OpenStep Demonstration
Volume Number: 13
Issue Number: 5
Column Tag: OPENSTEP
Building an OpenStep Application
by Michael Rutman, independent consultant
Is it really as easy to program in OpenStep
OpenStep and NEXTSTEP
In 1985, Steve Jobs left Apple and formed NeXT. He found the latest technologies and
brought together a team of developers to turn the newest theories into realities.
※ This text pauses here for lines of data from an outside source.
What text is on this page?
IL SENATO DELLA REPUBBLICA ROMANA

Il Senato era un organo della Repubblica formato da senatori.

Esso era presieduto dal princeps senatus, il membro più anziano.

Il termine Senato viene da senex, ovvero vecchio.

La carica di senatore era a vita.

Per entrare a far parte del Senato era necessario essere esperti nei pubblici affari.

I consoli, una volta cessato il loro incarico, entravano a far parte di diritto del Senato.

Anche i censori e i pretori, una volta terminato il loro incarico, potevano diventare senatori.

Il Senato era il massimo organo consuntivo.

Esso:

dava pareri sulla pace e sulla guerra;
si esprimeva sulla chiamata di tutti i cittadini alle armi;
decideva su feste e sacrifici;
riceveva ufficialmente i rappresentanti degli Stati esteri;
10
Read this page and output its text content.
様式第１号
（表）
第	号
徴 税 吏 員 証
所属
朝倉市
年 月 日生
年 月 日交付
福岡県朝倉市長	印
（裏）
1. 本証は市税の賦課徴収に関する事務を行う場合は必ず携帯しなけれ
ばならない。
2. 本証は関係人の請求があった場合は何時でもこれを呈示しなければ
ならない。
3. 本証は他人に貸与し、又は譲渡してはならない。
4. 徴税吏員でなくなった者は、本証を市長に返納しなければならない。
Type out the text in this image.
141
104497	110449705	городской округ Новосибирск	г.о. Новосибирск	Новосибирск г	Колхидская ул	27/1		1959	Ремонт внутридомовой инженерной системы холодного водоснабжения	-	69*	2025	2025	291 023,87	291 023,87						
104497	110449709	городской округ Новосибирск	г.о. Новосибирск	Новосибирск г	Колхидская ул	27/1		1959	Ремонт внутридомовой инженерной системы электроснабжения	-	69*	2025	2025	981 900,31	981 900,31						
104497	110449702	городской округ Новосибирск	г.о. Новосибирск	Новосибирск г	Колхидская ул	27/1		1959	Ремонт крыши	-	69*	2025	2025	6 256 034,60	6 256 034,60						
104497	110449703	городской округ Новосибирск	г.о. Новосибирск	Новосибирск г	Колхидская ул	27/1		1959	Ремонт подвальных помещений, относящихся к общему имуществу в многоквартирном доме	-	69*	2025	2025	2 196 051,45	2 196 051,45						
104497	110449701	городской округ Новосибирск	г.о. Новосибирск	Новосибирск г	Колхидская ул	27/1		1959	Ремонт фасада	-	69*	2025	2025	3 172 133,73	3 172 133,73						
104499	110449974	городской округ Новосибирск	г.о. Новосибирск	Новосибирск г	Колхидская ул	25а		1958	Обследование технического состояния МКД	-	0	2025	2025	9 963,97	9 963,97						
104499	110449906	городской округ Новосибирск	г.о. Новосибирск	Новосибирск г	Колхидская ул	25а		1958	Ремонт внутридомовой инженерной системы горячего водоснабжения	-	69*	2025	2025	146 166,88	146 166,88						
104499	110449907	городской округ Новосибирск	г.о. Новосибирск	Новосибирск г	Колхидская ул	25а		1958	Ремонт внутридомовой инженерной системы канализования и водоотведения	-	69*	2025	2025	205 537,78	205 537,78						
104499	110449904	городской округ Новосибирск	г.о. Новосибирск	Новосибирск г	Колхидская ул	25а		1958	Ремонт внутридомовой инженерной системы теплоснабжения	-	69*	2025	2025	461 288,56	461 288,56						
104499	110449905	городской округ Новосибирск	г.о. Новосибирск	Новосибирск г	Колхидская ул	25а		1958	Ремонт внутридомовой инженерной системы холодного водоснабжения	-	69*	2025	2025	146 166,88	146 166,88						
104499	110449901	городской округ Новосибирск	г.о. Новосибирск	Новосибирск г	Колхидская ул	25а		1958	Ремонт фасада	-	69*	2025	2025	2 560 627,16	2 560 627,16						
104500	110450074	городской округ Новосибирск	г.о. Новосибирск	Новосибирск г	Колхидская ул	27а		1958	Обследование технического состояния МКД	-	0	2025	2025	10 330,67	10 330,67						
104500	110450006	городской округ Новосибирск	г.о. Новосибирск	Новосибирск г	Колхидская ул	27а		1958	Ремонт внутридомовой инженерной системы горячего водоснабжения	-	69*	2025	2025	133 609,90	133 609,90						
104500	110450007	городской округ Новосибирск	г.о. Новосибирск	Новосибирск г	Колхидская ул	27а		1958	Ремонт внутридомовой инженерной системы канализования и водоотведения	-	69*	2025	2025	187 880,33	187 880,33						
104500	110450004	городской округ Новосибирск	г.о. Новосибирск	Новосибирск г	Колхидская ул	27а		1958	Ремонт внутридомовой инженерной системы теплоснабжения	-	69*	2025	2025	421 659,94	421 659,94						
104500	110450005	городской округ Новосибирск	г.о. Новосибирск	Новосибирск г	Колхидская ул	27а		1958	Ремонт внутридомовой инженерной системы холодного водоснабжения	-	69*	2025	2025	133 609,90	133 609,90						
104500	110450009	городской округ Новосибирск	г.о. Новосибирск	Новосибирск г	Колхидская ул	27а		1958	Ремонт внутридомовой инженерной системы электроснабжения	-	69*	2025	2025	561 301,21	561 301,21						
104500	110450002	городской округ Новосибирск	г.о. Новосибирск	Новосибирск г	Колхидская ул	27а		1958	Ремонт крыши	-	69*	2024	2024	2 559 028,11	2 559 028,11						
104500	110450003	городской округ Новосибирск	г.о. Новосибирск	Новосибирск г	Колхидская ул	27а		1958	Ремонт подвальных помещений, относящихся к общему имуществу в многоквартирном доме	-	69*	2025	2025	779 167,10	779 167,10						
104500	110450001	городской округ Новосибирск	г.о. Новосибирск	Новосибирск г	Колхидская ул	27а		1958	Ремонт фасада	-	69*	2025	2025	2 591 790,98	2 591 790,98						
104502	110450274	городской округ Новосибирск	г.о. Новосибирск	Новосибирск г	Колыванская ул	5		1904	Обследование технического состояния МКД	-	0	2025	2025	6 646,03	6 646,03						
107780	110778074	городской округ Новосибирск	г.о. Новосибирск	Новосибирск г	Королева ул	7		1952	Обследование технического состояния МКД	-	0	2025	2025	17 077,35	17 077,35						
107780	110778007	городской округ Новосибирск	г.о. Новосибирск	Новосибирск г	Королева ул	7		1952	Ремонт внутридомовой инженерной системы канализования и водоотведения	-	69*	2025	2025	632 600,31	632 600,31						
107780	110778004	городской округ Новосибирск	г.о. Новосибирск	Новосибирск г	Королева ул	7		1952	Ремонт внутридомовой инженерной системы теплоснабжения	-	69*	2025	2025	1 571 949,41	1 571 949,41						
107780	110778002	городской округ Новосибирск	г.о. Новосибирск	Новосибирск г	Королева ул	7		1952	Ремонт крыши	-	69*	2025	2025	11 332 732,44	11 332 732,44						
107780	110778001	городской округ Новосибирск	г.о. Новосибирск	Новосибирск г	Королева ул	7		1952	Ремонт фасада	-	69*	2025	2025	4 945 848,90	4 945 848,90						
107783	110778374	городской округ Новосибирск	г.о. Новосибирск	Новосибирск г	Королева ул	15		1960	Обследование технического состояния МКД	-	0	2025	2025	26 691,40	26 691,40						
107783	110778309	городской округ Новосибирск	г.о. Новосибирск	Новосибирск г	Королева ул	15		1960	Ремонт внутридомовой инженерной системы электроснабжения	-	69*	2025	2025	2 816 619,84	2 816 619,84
To
verify the new technologies, during development Steve would often stop development
and have the entire team use the system they were creating. Several existing apps
were created during these day or week long kitchens. More importantly, each
developer knew how the framework would be used. If developers had a hard time using
an object during a kitchen, they knew they had to rework that object.
The system they created was called NEXTSTEP. NEXTSTEP has several layers, and each
layer was state of the art in 1985. In the 12 years since Steve picked these
technologies, the state of the art may have moved, but not advanced.
The underlying OS is a Mach mini-kernel running a unix emulator. For practical
purposes, Mach is a flavor of BSD unix. However, the Mach mini-kernel offers
programmers a rich set of functionality beyond what unix provides. Most of the
functionality of Mach is wrapped into the NEXTSTEP framework, so programmers get
the power and flexibility of Mach with the ease of use of NEXTSTEP.
Sitting on top of Mach is Display Postscript. Postscript, the language of printers, is a
nice graphics language. NeXT and Adobe optimized Postscript for displaying on the
screen and produced a speedy and powerful display system. NeXT's framework hides
most of the Postscript, but if a programmer wants to get into the guts, there are
hooks, called pswraps, to work at the Postscript level.